Et Climax d’en exhiber le côté sombre (le dernier quart d’heure, infernal, littéralement inversé), d’en avouer l’impuissance et l’opportunité illusoire. Climax, film politique ? Noé s’en défend bien sûr, l’air goguenard. Il élude, préfère parler technique et références (en évidence lors de la scène d’introduction), de ses danseuses et danseurs dont il est ravi, quasi in love, et de l’idée d’une danse de mort témoignant d’un chaos inévitable, de la nature profondément violente de l’homme. Pourtant tout semble garantir cette volonté-là, cette volonté politique, de ce drapeau français pailleté régnant crânement sur le décor principal à ce carton qui, d’emblée, annonce "Un film français et fier de l’être" en passant par ce mélange trop parfait des genres et des couleurs (il y a des blacks, des blancs et des beurs, des filles et des garçons, un gay et un trans).
Climax semble suivre le pas de Seul contre tous (l’autre film "politique" de Noé sur cette France des comptoirs de café, veule et à sec), les ruminations haineuses du boucher trouvant une sorte d’écho dans les paroles et les actes des protagonistes de Climax quand ceux-ci, sous les effets d’un puissant hallucinogène versé dans une sangria, se "lâchent" et montrent leur vrai visage. Plus rien ne fonctionne. On menace, on empêche, on injure, on hurle, on tabasse, on grave une svastika sur le front d’un autre ; le chaos, certes, mais surtout le naturel qui revient au galop. C’est dans son agencement, et s’il incarne aussi les peurs et la violence intime de chacun, que se dévoilent plus globalement les limites d’un multiculturalisme rêvé et d’une envie, d’une pensée de ne faire qu’un, de faire corps, d’être en harmonie (la longue danse au début du film).
Le "On est chez nous" de DJ Daddy annonce l’explosion du FN six ans plus tard et pour les années à venir, tandis qu’un enfant hurle et crame dans un local électrique, préfigurant la mort de Zyed et Bouna en 2005 (qui entraînera des émeutes sans précédent dans les banlieues françaises), et qu’un frère soudain désapprouve et opprime sa sœur comme un avant-goût d’un islamisme plus radical que jamais. Alors Climax, film politique ? Tout est fait pour ne pas l’admettre, ne pas s’y attendre : la musique groovy, les chorégraphies lascives, les discussions de cul débiles, le scénario en forme de vrai-faux survival, la tension qui monte, les cris qui n’en finissent plus et la mise en scène de Noé qui, comme d’habitude, se joue du temps, des espaces et des possibles.

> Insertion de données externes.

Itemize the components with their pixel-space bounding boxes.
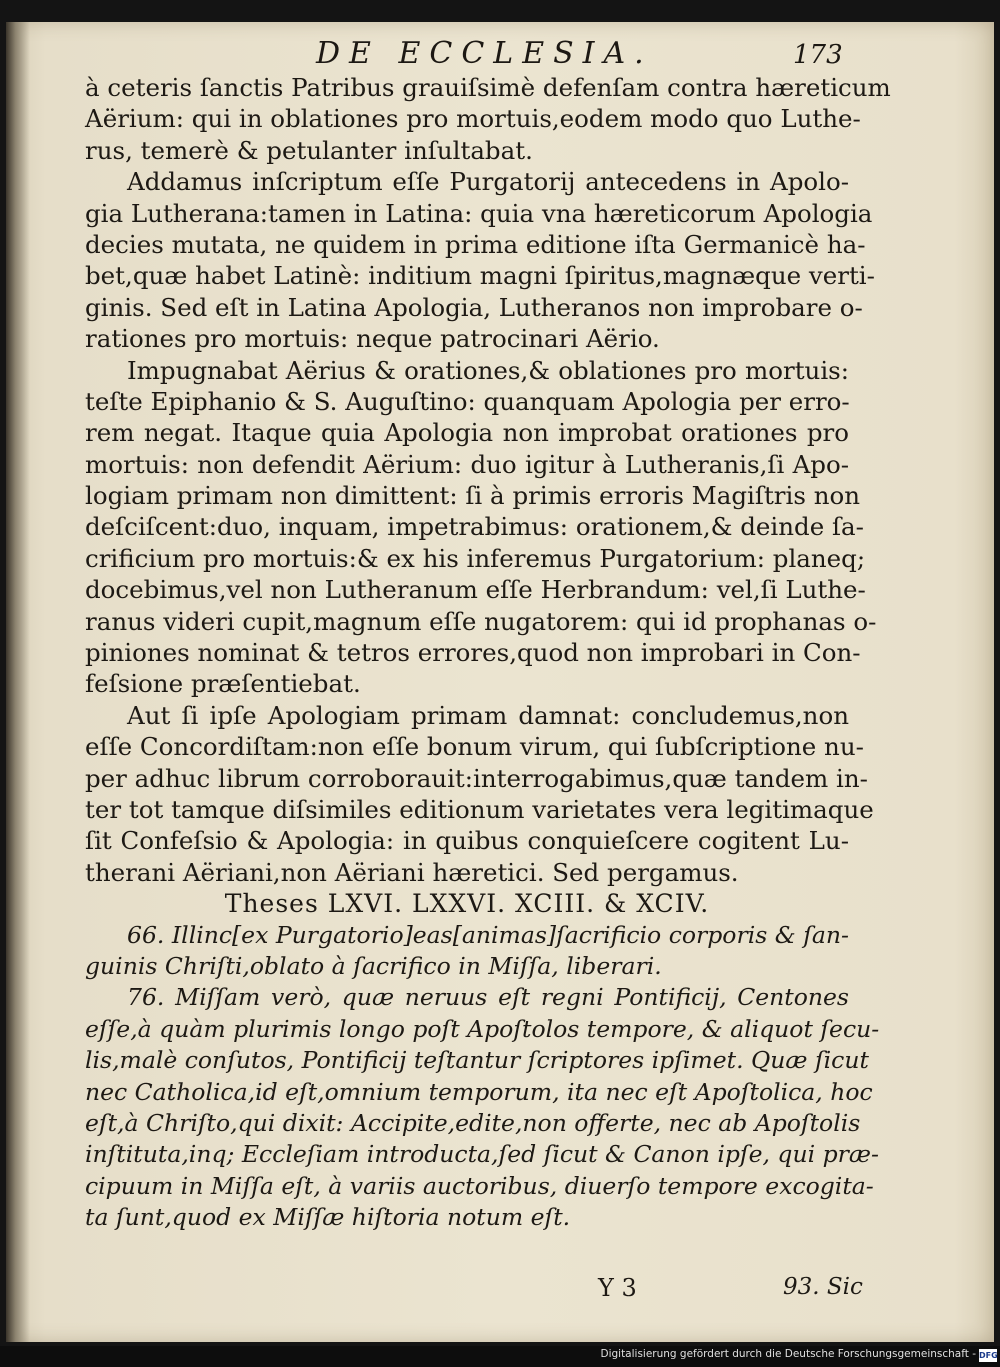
thesis-line: 76. Miſſam verò, quæ neruus eſt regni Pontificij, Centones bbox=[127, 983, 849, 1012]
thesis-line: cipuum in Miſſa eſt, à variis auctoribus, diuerſo tempore excogita- bbox=[85, 1171, 874, 1200]
text-line: per adhuc librum corroborauit:interrogabimus,quæ tandem in- bbox=[85, 763, 868, 793]
thesis-line: nec Catholica,id eſt,omnium temporum, ita nec eſt Apoſtolica, hoc bbox=[85, 1077, 873, 1106]
thesis-line: eſt,à Chriſto,qui dixit: Accipite,edite,non offerte, nec ab Apoſtolis bbox=[85, 1108, 861, 1137]
text-line: feſsione præſentiebat. bbox=[85, 669, 361, 699]
text-line: therani Aëriani,non Aëriani hæretici. Sed pergamus. bbox=[85, 857, 739, 887]
thesis-line: lis,malè conſutos, Pontificij teſtantur ſcriptores ipſimet. Quæ ſicut bbox=[85, 1046, 869, 1075]
text-line: ranus videri cupit,magnum eſſe nugatorem: qui id prophanas o- bbox=[85, 606, 877, 636]
thesis-line: guinis Chriſti,oblato à ſacrifico in Miſſa, liberari. bbox=[85, 951, 662, 980]
text-block bbox=[85, 72, 891, 1233]
digitization-footer bbox=[0, 1346, 1000, 1367]
text-line: decies mutata, ne quidem in prima editione iſta Germanicè ha- bbox=[85, 229, 866, 259]
text-line: ſit Confeſsio & Apologia: in quibus conquieſcere cogitent Lu- bbox=[85, 826, 849, 856]
page-number: 173 bbox=[793, 40, 843, 70]
thesis-line: eſſe,à quàm plurimis longo poſt Apoſtolos tempore, & aliquot ſecu- bbox=[85, 1014, 880, 1043]
text-line: Addamus inſcriptum eſſe Purgatorij antecedens in Apolo- bbox=[127, 167, 849, 197]
running-head: DE ECCLESIA. bbox=[316, 36, 653, 71]
text-line: crificium pro mortuis:& ex his inferemus Purgatorium: planeq; bbox=[85, 543, 866, 573]
page-gutter-shadow bbox=[6, 22, 30, 1342]
catchword: 93. Sic bbox=[783, 1274, 863, 1300]
text-line: ter tot tamque diſsimiles editionum varietates vera legitimaque bbox=[85, 794, 874, 824]
signature-mark: Y 3 bbox=[598, 1274, 637, 1302]
text-line: gia Lutherana:tamen in Latina: quia vna hæreticorum Apologia bbox=[85, 198, 873, 228]
dfg-logo-icon: DFG bbox=[979, 1351, 998, 1360]
text-line: mortuis: non defendit Aërium: duo igitur à Lutheranis,ſi Apo- bbox=[85, 449, 849, 479]
text-line: Aut ſi ipſe Apologiam primam damnat: concludemus,non bbox=[127, 700, 849, 730]
text-line: docebimus,vel non Lutheranum eſſe Herbrandum: vel,ſi Luthe- bbox=[85, 575, 866, 605]
thesis-line: 66. Illinc[ex Purgatorio]eas[animas]ſacrificio corporis & ſan- bbox=[127, 920, 849, 949]
thesis-line: ta ſunt,quod ex Miſſæ hiſtoria notum eſt. bbox=[85, 1203, 571, 1232]
text-line: deſciſcent:duo, inquam, impetrabimus: orationem,& deinde ſa- bbox=[85, 512, 864, 542]
funding-credit: Digitalisierung gefördert durch die Deutsche Forschungsgemeinschaft - bbox=[600, 1348, 976, 1360]
text-line: piniones nominat & tetros errores,quod non improbari in Con- bbox=[85, 638, 861, 668]
theses-heading: Theses LXVI. LXXVI. XCIII. & XCIV. bbox=[224, 889, 710, 919]
text-line: teſte Epiphanio & S. Auguſtino: quanquam Apologia per erro- bbox=[85, 386, 850, 416]
text-line: ginis. Sed eſt in Latina Apologia, Lutheranos non improbare o- bbox=[85, 292, 863, 322]
text-line: à ceteris ſanctis Patribus grauiſsimè defenſam contra hæreticum bbox=[85, 73, 891, 102]
thesis-line: inſtituta,inq; Eccleſiam introducta,ſed ſicut & Canon ipſe, qui præ- bbox=[85, 1140, 879, 1169]
text-line: Impugnabat Aërius & orationes,& oblationes pro mortuis: bbox=[127, 355, 849, 385]
text-line: rationes pro mortuis: neque patrocinari Aërio. bbox=[85, 324, 660, 354]
text-line: bet,quæ habet Latinè: inditium magni ſpiritus,magnæque verti- bbox=[85, 261, 875, 291]
book-page bbox=[6, 22, 994, 1342]
text-line: eſſe Concordiſtam:non eſſe bonum virum, qui ſubſcriptione nu- bbox=[85, 732, 864, 762]
text-line: logiam primam non dimittent: ſi à primis erroris Magiſtris non bbox=[85, 481, 861, 511]
text-line: rus, temerè & petulanter inſultabat. bbox=[85, 135, 533, 165]
text-line: Aërium: qui in oblationes pro mortuis,eodem modo quo Luthe- bbox=[85, 104, 861, 134]
text-line: rem negat. Itaque quia Apologia non improbat orationes pro bbox=[85, 418, 849, 448]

Le film est un magma sensoriel qui nous saisi et nous renverse (le dernier quart d’heure donc) et, pour peu que l’on goûte à la fièvre et aux extrêmes du cinéma de Noé, on est ici en terrain conquis, en osmose, tout autant fasciné par ses fulgurances qu’agacé par ses défauts (toujours ce côté un rien neuneu et maladroit dans les dialogues, dans la façon d’exprimer le propos). Et sous le magma, les failles, les béances, un enfer rougeoyant qui s’ouvre et dans lequel Noé y pulvérise la belle parole, y précipite la moindre chance d’un idéal, de le constituer et d’y croire. Un intertitre résumera d’ailleurs la chose ("Vivre est une impossibilité collective") en se substituant à ce "vivre-ensemble" qui ne résonne plus que dans le vide, et pour personne.